On May 22, the U.S. Supreme Court unanimously upheld the Virginia U.S. House districts that were drawn earlier this year by a 3-judge U.S. District Court. Wittman v Personhuballah, 14-1504. The U.S. District Court had redrawn the districts because it found the legislature’s plan, enacted after the 2010 census, to be a racial gerrymander.
The U.S. Supreme Court opinion is only eight pages and is by Justice Stephen Breyer. It does not decide the issue of whether the legislature’s plan was a racial gerrymander. Instead, the U.S. Supreme Court only decided that no one challenging the 3-judge U.S. District Court decision any longer has standing.
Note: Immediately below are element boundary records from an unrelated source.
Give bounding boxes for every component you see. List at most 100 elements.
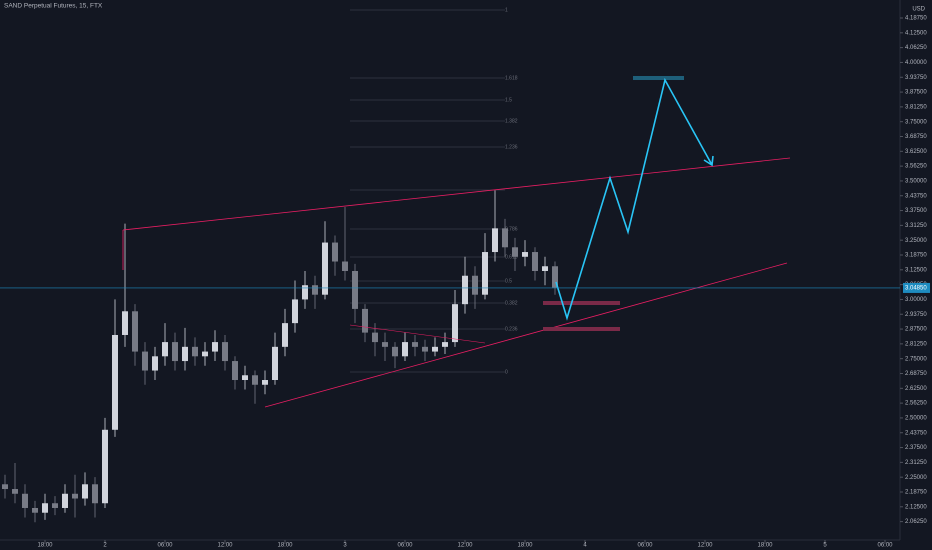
candle-body — [522, 252, 528, 257]
fib-label: 1.236 — [505, 144, 518, 150]
candle-body — [322, 242, 328, 295]
candle-body — [222, 342, 228, 362]
current-price-label: 3.04850 — [905, 286, 927, 292]
x-tick-label: 4 — [583, 543, 587, 549]
projection-path — [555, 77, 713, 321]
candle-body — [262, 380, 268, 385]
candle-body — [362, 308, 368, 333]
candle-body — [302, 285, 308, 300]
candle-body — [12, 489, 18, 494]
fib-label: 0.236 — [505, 326, 518, 332]
y-tick-label: 3.18750 — [905, 253, 927, 259]
x-tick-label: 5 — [823, 543, 827, 549]
candle-body — [72, 493, 78, 499]
candle-body — [112, 334, 118, 430]
drawings — [122, 76, 791, 408]
candle-body — [152, 356, 158, 371]
fib-levels: 1 1.618 1.5 1.382 1.236 0.786 0.618 0.5 0.382 0.2… — [350, 7, 518, 375]
candle-body — [452, 304, 458, 343]
candle-body — [242, 375, 248, 381]
candle-body — [172, 342, 178, 362]
candle-body — [292, 299, 298, 324]
candle-body — [472, 275, 478, 295]
fib-label: 0.5 — [505, 278, 512, 284]
y-tick-label: 2.18750 — [905, 490, 927, 496]
candle-body — [2, 484, 8, 490]
fib-label: 0.382 — [505, 300, 518, 306]
y-tick-label: 2.68750 — [905, 371, 927, 377]
target-zone — [633, 76, 684, 80]
candle-body — [462, 275, 468, 305]
y-tick-label: 2.37500 — [905, 445, 927, 451]
fib-label: 1.5 — [505, 97, 512, 103]
candle-body — [252, 375, 258, 385]
candle-body — [332, 242, 338, 262]
y-tick-label: 3.12500 — [905, 267, 927, 273]
candle-body — [102, 429, 108, 504]
trend-line — [349, 324, 486, 344]
candle-body — [202, 351, 208, 357]
y-tick-label: 4.00000 — [905, 60, 927, 66]
y-tick-label: 2.62500 — [905, 386, 927, 392]
candle-body — [32, 507, 38, 513]
y-tick-label: 2.93750 — [905, 312, 927, 318]
candle-body — [192, 346, 198, 357]
y-tick-label: 3.75000 — [905, 119, 927, 125]
candle-body — [162, 342, 168, 357]
y-tick-label: 3.81250 — [905, 104, 927, 110]
trend-line — [264, 262, 788, 408]
x-tick-label: 06:00 — [637, 543, 653, 549]
candle-body — [272, 346, 278, 381]
x-tick-label: 18:00 — [757, 543, 773, 549]
candle-body — [62, 493, 68, 508]
y-tick-label: 3.31250 — [905, 223, 927, 229]
candle-body — [142, 351, 148, 371]
y-tick-label: 3.56250 — [905, 164, 927, 170]
x-tick-label: 06:00 — [397, 543, 413, 549]
candle-body — [382, 342, 388, 347]
candle-body — [312, 285, 318, 295]
y-tick-label: 2.31250 — [905, 460, 927, 466]
y-tick-label: 3.00000 — [905, 297, 927, 303]
candle-body — [392, 346, 398, 357]
y-tick-label: 3.93750 — [905, 75, 927, 81]
y-tick-label: 2.12500 — [905, 504, 927, 510]
y-tick-label: 3.25000 — [905, 238, 927, 244]
fib-label: 0 — [505, 369, 508, 375]
candle-body — [182, 346, 188, 362]
candle-body — [422, 346, 428, 352]
y-tick-label: 3.68750 — [905, 134, 927, 140]
x-tick-label: 06:00 — [877, 543, 893, 549]
candle-body — [492, 228, 498, 253]
candle-body — [402, 342, 408, 357]
candle-body — [52, 503, 58, 508]
candle-body — [342, 261, 348, 271]
candle-body — [212, 342, 218, 352]
y-tick-label: 2.50000 — [905, 416, 927, 422]
candle-body — [542, 266, 548, 271]
candle-body — [552, 266, 558, 288]
y-tick-label: 2.56250 — [905, 401, 927, 407]
projection-arrowhead — [703, 155, 714, 167]
candle-body — [502, 228, 508, 248]
candle-body — [442, 342, 448, 347]
support-zone — [543, 301, 620, 305]
candles — [2, 190, 558, 523]
candle-body — [372, 332, 378, 343]
x-tick-label: 06:00 — [157, 543, 173, 549]
candle-body — [482, 252, 488, 295]
candle-body — [532, 252, 538, 271]
current-price-tag — [903, 282, 930, 293]
fib-label: 0.618 — [505, 254, 518, 260]
x-tick-label: 18:00 — [517, 543, 533, 549]
candle-body — [232, 361, 238, 381]
candle-body — [352, 270, 358, 309]
y-tick-label: 3.62500 — [905, 149, 927, 155]
x-tick-label: 12:00 — [457, 543, 473, 549]
y-tick-label: 3.37500 — [905, 208, 927, 214]
x-tick-label: 18:00 — [277, 543, 293, 549]
candle-body — [92, 484, 98, 504]
y-tick-label: 2.43750 — [905, 430, 927, 436]
y-tick-label: 4.06250 — [905, 45, 927, 51]
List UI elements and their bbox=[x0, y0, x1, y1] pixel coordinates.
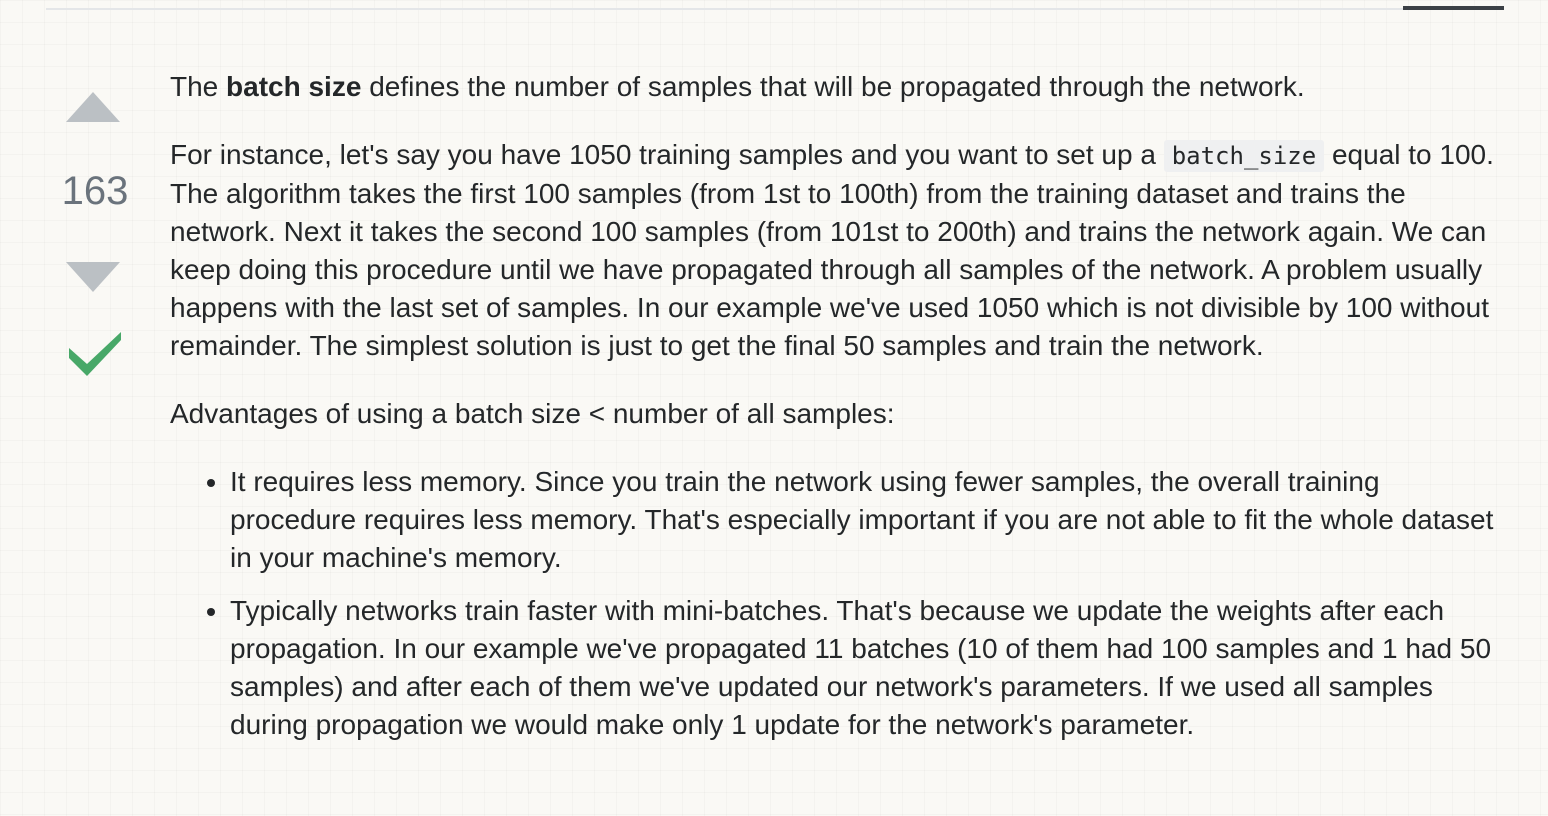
inline-code-batch-size: batch_size bbox=[1163, 140, 1325, 172]
vote-column: 163 bbox=[40, 80, 150, 400]
paragraph-example: For instance, let's say you have 1050 tr… bbox=[170, 136, 1510, 365]
top-divider bbox=[46, 8, 1504, 10]
accepted-checkmark-icon bbox=[69, 332, 121, 376]
example-text-start: For instance, let's say you have 1050 tr… bbox=[170, 139, 1164, 170]
upvote-icon[interactable] bbox=[66, 92, 120, 122]
active-tab-indicator bbox=[1403, 6, 1504, 10]
answer-body: The batch size defines the number of sam… bbox=[170, 68, 1510, 759]
example-text-end: equal to 100. The algorithm takes the fi… bbox=[170, 139, 1494, 361]
paragraph-intro: The batch size defines the number of sam… bbox=[170, 68, 1510, 106]
list-item: It requires less memory. Since you train… bbox=[230, 463, 1510, 577]
advantages-list: It requires less memory. Since you train… bbox=[170, 463, 1510, 744]
downvote-icon[interactable] bbox=[66, 262, 120, 292]
vote-count: 163 bbox=[61, 169, 129, 213]
intro-text-end: defines the number of samples that will … bbox=[361, 71, 1305, 102]
intro-text-start: The bbox=[170, 71, 227, 102]
paragraph-advantages-heading: Advantages of using a batch size < numbe… bbox=[170, 398, 895, 429]
list-item: Typically networks train faster with min… bbox=[230, 592, 1510, 744]
batch-size-term: batch size bbox=[226, 71, 362, 102]
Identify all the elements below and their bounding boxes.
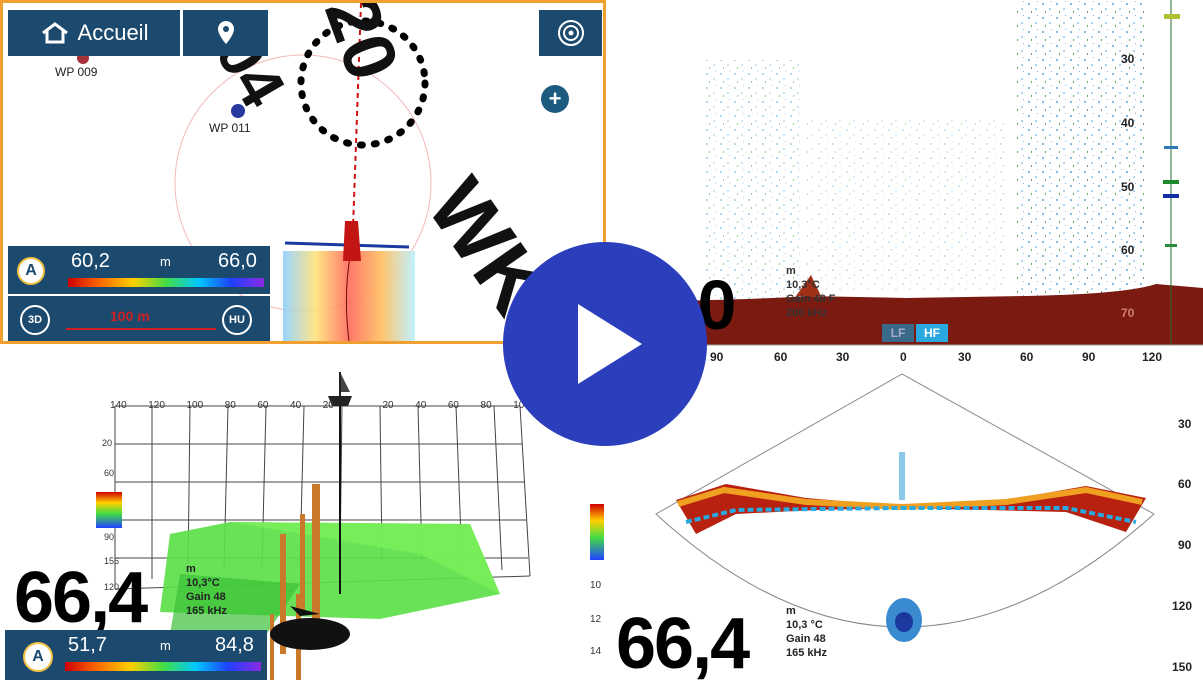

The Virginia State Board of Elections was controlled by Republican appointees when the original case was filed, in 2013. In Virginia, the State Board of Elections has three members, and two members must be members of the Governor’s party. Democrats won the governorship in November 2013, so under the new Governor, Terry McAuliffe, an all-new Board of Elections switched to a Democratic majority. The new board did not wish to appeal the decision of the U.S. District Court to the U.S. Supreme Court, so some Republican members of Congress from Virginia intervened in the case, and said they have standing because the new districts injure them, because the new district boundaries removed a portion of their “base”, and replaced them with “unfavorable Democratic votes.” The U.S. Supreme Court ruled that these members of Congress don’t have standing because they failed to submit any evidence that these allegations are true.
Thus, the case turned on the technicality that attorneys for the Republican members of Congress failed to prove that a Republican member of Congress is harmed by a redistricting plan that tilts the partisan balance of his or her district toward the other major party. Certainly, if the attorneys for the Republican members of Congress had realized that the U.S. Supreme Court would take advantage of this technicality, they easily could have proved this, but they probably assumed it was obvious and that no proof was needed.